Apenas se supo de la búsqueda de Lauty Rosé, bajo el agua, al tanteo de los buzos en el lecho del Paraná correntino, la memoria trajo al presente una escena semejante, porque la memoria es eso, una red de recuerdos que hacen un contexto, que trae y lleva como una aguja que hila historia: buzos tanteando a ciegas pero en el lecho oscuro y fétido del Riachuelo, a 900 kilómetros y casi 20 años de distancia. 

Igual que a Lauty, en septiembre de 2002 buscaban a Ezequiel Demonty. Edades semejantes, misma extracción social, pibes, en el 4º año, o bordeándolo en el caso de Ezequiel, familias acostumbradas a protegerse de la inseguridad, la policial, que en la prensa hegemónica apenas si se vislumbra.
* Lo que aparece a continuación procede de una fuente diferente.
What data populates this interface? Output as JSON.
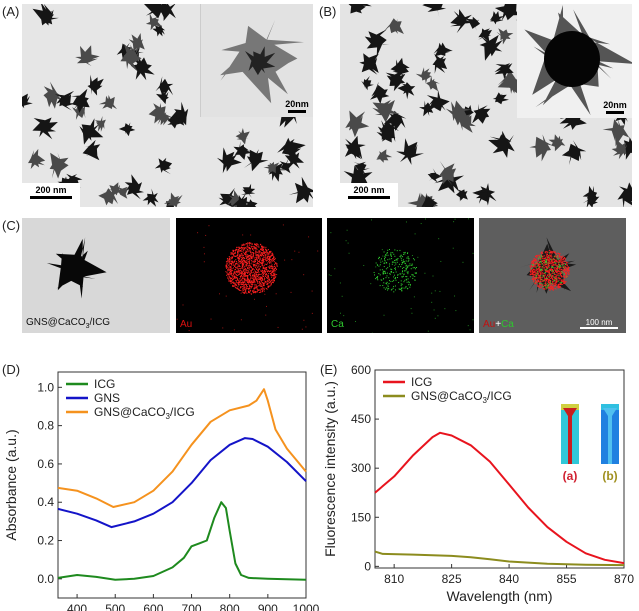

Los buzos buscaban en la profundidad las consecuencias del verdugueo policial que se acostumbra en la superficie. A la vista de todos, pero invisibilizado bajo las justificaciones de mantener "el orden".

Lo llaman razzia, lo llaman persecución, lo llaman resistencia a la autoridad. Cómo lo van a llamar los medios si sus fuentes son las fuentes policiales. Cómo lo van a llamar las fuentes policiales, si son la voz de la misma mano ejectuora. 
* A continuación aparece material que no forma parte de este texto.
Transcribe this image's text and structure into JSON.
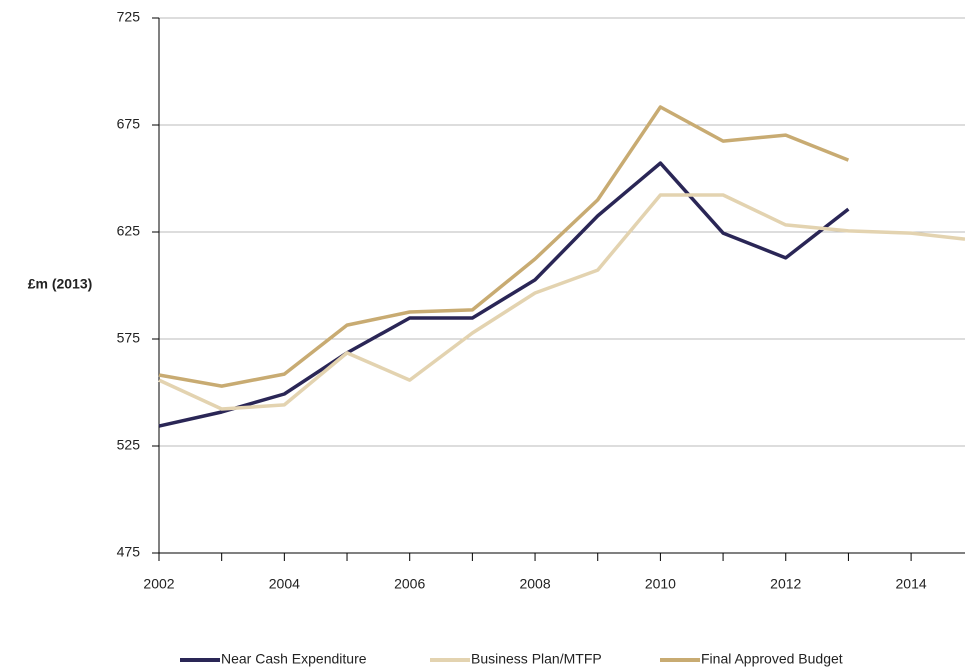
{
  "chart_data": {
    "type": "line",
    "y_label": "£m (2013)",
    "x": [
      2002,
      2003,
      2004,
      2005,
      2006,
      2007,
      2008,
      2009,
      2010,
      2011,
      2012,
      2013,
      2014,
      2014.86
    ],
    "series": [
      {
        "name": "Near Cash Expenditure",
        "color": "#2a2656",
        "values": [
          534.3,
          540.9,
          549.3,
          568.5,
          584.8,
          584.8,
          602.6,
          632.5,
          657.2,
          624.5,
          612.9,
          635.7,
          null,
          null
        ]
      },
      {
        "name": "Business Plan/MTFP",
        "color": "#e3d3b0",
        "values": [
          555.8,
          542.3,
          544.2,
          568.5,
          555.8,
          577.8,
          596.5,
          607.2,
          642.3,
          642.3,
          628.3,
          625.5,
          624.5,
          621.7
        ]
      },
      {
        "name": "Final Approved Budget",
        "color": "#c8ab72",
        "values": [
          558.2,
          553.0,
          558.6,
          581.5,
          587.6,
          588.6,
          612.4,
          640.0,
          683.4,
          667.5,
          670.3,
          658.6,
          null,
          null
        ]
      }
    ],
    "xlim": [
      2002,
      2014.86
    ],
    "xticks": [
      2002,
      2004,
      2006,
      2008,
      2010,
      2012,
      2014
    ],
    "xminorticks": [
      2003,
      2005,
      2007,
      2009,
      2011,
      2013
    ],
    "ylim": [
      475,
      725
    ],
    "yticks": [
      475,
      525,
      575,
      625,
      675,
      725
    ],
    "grid": true,
    "legend": "bottom"
  }
}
A propósito del discurso policial, esa ráfaga de memoria trajo el comentario al pasar de un oficial de la comisaría 34ª, de la zona del Bajo Flores, con jurisdicción en la zona donde fue visto por última vez con vida Ezequiel, cuando se le consultó sobre qué data podían ofrecer en torno a las denuncias que los apuntaban. "Es un rumor, nadie hizo una denuncia. Estamos como Tarzán en el Día de la Madre", respondió el oficial de la misma comisaría a la que pertenecían los nueve policías que luego fueron imputados, y cinco de ellos condenados, tres a perpetua dos años después, en 2004. Se entendió que quiso decir "con ese tema 'estamos en bolas' ", pero también se podía entender que "es la ley de la selva".

Igual que con Lauty, la familia de Ezequiel, sus padres, Rodolfo y Dolly Sigampa, empezaron el incierto, angustiante, doloroso camino de búsqueda en casa de amigos, en hospitales, en comisarías. Y mientras las familias atravesaban ese umbral que nadie quiere atravesar, la policía respondía, en modo condicional indecente, que no se "habrían presentado denuncias".

Para lograr las cinco condenas, dos años después, fue necesario que se diera vuelta la información policial que intentó construir un remedo de investigación: el entonces jefe de la Federal, Roberto Giacomino, cuando el caso había empezado a "crecer" ordenó al comisario Pereyra, a cargo de la misma 34ª, que pusiera manos a la obra. O sea: la misma comisaría señalada comenzó una investigación de oficio sobre sí misma. Lo dicho: Tarzán y los monos con navaja.